04 janeiro 2010

O QUILOMBO DE ALBINA

Um dos subprodutos das sociedades esclavagistas do Novo Mundo foi o aparecimento de outras sociedades paralelas, que se constituíam em regiões que estavam fora do alcance das primeiras, compostas principlamente pelos escravos dali fugidos, algumas vezes mesclados com elementos das populações indígenas. No Brasil, eram denominadas por quilombos (uma palavra originária do quimbundo, língua de Angola), mas o fenómeno verificou-se sob várias designações em todos aqueles países da América do Sul, do Norte e das Antilhas onde se recorreu à escravatura para o seu povoamento.
O fenómeno dessa coexistência, que era muito mais frequente do que o que as fontes históricas da altura reconheciam, tratava-se de um indício de como, naquelas extensões continentais, o exercício da autoridade do Estado se tendia a diluir com as distâncias. Contudo, mesmo nas maiores Antilhas como Cuba, Haiti ou a Jamaica, a constituição de sociedades que coexistiam no seu interior com as das potências coloniais europeias do litoral são factos documentados, tanto mais que, por várias vezes, essas mesmas sociedades clandestinas foram capazes de desestabilizar as legítimas.
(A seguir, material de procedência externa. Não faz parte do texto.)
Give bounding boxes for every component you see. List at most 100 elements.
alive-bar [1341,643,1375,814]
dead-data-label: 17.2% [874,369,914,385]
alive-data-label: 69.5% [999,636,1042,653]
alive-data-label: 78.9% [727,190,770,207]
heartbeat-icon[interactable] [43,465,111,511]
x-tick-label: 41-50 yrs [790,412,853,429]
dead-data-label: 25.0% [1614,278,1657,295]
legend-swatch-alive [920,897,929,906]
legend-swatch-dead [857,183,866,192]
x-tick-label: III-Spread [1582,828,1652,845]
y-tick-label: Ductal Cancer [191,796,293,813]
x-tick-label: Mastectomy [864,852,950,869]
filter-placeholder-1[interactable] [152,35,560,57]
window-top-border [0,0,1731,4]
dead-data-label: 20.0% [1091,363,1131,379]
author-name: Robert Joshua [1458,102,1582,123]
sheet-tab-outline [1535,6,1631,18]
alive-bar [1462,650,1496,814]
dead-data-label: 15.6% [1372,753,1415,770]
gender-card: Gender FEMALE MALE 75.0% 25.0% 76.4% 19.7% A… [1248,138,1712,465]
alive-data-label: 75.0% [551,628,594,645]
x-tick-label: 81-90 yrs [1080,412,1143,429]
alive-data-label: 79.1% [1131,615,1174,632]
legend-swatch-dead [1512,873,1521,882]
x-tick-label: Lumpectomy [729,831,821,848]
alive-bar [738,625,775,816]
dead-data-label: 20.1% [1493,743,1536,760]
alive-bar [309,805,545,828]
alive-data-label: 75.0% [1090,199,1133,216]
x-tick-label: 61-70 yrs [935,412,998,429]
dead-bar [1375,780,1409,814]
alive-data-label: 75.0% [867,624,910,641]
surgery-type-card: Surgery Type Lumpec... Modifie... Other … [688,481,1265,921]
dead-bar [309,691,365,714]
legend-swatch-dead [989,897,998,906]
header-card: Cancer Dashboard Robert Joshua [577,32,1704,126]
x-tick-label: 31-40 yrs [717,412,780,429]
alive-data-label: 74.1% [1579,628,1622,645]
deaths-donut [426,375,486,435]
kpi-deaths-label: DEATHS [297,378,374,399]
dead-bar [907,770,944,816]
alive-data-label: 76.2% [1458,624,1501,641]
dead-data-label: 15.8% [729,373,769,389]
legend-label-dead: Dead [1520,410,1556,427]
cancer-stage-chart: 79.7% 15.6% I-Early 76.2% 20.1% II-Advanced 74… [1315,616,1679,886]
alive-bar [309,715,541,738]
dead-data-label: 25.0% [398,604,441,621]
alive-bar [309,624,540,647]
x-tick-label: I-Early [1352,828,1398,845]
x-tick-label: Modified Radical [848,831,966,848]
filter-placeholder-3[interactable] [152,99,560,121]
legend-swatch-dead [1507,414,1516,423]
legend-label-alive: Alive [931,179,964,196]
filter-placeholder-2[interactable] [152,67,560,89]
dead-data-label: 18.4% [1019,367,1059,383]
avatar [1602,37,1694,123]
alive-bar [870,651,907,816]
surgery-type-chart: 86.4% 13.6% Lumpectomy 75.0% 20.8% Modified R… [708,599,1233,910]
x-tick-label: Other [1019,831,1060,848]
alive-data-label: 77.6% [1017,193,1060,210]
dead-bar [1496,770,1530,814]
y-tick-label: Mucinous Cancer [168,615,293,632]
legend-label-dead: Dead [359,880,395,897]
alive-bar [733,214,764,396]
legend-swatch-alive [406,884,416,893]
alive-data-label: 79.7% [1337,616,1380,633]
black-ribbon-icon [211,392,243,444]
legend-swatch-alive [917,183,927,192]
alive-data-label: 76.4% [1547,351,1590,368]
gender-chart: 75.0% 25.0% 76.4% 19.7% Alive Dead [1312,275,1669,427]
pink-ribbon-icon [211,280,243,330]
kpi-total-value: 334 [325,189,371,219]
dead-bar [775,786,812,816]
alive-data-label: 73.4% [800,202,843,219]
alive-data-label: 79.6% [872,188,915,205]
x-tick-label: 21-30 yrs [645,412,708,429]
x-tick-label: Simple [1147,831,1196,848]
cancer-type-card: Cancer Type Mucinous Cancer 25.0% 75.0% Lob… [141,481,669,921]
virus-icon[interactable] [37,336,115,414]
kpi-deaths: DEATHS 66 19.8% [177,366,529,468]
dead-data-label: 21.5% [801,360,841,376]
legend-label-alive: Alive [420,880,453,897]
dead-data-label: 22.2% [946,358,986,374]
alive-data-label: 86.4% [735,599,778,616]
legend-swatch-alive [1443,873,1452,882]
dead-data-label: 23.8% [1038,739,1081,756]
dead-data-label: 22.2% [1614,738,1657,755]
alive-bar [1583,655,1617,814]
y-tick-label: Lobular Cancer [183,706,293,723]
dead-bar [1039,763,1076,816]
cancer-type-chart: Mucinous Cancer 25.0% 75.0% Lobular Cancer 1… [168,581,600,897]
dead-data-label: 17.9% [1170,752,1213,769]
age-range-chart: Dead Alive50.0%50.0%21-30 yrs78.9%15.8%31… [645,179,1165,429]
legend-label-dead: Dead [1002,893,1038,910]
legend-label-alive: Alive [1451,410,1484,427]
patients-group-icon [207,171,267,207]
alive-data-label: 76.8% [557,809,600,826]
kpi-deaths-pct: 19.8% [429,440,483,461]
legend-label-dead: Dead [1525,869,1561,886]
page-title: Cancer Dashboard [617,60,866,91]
O crescimento demográfico, o fim da escravatura e a imigração de europeus durante o Século XIX fizeram com que a grande maioria dessas sociedades paralelas se aculturassem e viessem a ser absorvidas na estrutura das novas nações americanas nascidas, na grande maioria dos casos, no princípio desse Século. Actualmente, as que ainda possam existir, não passam de curiosidades turísticas. Mas restaram algumas excepções significativas, naquelas regiões (hoje países) que se revelaram demasiado insalubres para que os projectos de colonização dos europeus pudessem ter vingado.
É o caso do Suriname (acima, a sua bandeira nacional), que era originalmente uma das três Guianas (a holandesa), celebrizadas como sendo daqueles locais de desterro dos mais inóspitos do mundo no livro (e filme) Papillon de Henri Charrière. A fotografia abaixo poderia ter sido tirada numa qualquer aldeia africana, mas trata-se da população de uma aldeia do interior do Suriname que é constituída pelos descendentes dos tais escravos fugidos há séculos atrás. Falam o saramacano, um crioulo cujo vocabulário (corrompido) se inspira predominantemente no inglês (½) e no português (⅓).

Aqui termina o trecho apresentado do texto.